Created by Bernard de Nonancourt for his daughter Alexandra’s wedding in 1987, the first vintage of this rosé was 1982 and there have only been six since. The 1998 has creamy scents of dried figs and autumn leaves. A rosé made for drinking with food, it is dry, intense, earthy and compelling.
Decanter, June 2015
A wonderful wine that has preserved its freshness while welcoming elements of toasty maturity. It is crisp, definitely on the dry side, with redcurrants, bright wild strawberries over the purest acidity. It's sure to age over many years, but, if you must, can be drunk now.
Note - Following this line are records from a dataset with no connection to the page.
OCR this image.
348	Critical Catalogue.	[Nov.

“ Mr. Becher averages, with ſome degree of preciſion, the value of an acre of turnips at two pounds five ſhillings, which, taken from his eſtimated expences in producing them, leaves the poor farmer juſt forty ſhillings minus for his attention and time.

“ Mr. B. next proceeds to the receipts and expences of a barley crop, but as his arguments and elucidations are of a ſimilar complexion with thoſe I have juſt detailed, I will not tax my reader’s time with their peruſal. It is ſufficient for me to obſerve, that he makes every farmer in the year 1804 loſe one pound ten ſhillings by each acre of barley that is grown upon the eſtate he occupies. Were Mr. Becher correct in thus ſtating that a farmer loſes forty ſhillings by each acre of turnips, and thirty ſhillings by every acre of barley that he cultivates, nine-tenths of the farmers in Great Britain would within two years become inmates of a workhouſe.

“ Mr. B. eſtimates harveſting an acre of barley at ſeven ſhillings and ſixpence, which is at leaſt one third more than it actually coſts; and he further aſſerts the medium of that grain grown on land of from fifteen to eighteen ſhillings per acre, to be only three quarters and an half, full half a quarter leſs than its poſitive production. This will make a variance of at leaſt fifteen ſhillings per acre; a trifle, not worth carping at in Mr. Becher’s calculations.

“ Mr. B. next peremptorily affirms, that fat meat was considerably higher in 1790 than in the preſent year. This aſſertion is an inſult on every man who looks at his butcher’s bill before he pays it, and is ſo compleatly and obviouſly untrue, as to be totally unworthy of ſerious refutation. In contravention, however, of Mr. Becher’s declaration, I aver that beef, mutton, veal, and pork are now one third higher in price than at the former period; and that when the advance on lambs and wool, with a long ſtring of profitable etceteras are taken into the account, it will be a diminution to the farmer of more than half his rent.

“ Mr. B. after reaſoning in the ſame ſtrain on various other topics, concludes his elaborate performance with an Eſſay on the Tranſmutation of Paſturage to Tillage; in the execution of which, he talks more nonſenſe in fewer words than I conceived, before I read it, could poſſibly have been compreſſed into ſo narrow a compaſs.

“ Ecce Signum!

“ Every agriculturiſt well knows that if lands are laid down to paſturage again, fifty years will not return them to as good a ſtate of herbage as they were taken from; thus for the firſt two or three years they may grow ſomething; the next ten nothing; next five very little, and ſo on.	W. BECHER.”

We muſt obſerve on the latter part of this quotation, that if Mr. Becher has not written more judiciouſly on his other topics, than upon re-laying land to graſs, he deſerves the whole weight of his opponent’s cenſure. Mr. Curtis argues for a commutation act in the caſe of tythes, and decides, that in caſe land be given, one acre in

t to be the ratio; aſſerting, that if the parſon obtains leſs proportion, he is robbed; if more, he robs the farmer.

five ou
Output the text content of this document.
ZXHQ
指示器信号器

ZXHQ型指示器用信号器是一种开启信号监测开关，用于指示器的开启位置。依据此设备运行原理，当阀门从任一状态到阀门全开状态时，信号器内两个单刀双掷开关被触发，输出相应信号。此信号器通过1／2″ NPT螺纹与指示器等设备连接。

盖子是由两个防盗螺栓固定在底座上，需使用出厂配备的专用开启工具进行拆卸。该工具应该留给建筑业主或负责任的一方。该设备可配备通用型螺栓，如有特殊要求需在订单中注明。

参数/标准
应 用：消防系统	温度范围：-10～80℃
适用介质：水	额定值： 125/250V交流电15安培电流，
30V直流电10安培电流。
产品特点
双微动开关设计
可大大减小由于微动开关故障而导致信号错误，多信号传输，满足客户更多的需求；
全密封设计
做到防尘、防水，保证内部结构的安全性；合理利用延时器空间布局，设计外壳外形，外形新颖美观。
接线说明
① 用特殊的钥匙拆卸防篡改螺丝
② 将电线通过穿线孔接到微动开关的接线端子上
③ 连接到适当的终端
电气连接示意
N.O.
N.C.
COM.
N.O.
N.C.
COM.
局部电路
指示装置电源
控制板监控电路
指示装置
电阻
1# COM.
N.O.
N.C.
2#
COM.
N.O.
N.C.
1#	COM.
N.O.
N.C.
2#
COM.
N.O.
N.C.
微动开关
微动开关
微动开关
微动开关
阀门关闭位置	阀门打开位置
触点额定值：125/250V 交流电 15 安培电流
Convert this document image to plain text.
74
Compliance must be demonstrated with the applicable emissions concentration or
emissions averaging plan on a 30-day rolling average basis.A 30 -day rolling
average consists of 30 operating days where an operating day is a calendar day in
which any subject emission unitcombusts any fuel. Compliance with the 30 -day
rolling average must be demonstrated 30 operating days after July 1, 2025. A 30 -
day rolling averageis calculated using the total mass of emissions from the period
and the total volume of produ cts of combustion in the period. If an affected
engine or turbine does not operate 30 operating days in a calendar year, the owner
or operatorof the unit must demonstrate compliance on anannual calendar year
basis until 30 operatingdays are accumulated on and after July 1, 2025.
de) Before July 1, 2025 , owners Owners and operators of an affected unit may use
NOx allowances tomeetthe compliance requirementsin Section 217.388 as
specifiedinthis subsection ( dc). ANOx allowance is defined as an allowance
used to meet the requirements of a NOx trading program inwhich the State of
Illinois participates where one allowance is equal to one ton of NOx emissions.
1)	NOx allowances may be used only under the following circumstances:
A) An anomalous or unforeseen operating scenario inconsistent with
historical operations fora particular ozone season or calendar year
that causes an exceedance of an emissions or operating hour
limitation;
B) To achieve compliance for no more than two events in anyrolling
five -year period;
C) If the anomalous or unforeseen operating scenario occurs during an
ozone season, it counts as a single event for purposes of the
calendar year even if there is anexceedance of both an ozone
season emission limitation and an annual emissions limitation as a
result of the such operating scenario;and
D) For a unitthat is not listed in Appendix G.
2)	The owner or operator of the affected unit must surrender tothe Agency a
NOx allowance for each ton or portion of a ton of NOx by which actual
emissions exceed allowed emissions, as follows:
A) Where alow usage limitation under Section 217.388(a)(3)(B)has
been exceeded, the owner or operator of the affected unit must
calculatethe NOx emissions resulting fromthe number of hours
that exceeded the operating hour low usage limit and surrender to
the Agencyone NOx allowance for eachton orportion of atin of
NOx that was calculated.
95 points, Roger Voss, January 2010.
Located 150 km east of Paris, Champagne is the French wine region renowned for producing the finest, most rich and complex sparkling wines in the world. The elegance, longevity and racy acidity of these wines are attributed to the influence of the chalky soils of the region and the cool, marginal continental climate. The region spans an area of 35,000 ha and has 4 main growing areas, each favouring one of the three noble Champagne varieties; Pinot Noir, Chardonnay and Pinot Meunier. Champagne has a vineyard quality hierarchy based on the soils, aspect and overall quality of the grapes. Like Burgundy, these quality designations are allocated to the vineyards of the village. Of the 319 villages of Champagne, 17 have Grand Cru status and 44 villages are designated Premier Cru. All Champagne is produced by Traditional Method. The vast majority of Champagne is a blend of the three varieties and may also be a blend of several vintages producing the popular Non Vintage (NV) house styles. Top quality blends from exceptional years are sold as Vintage (Millésime) Champagne.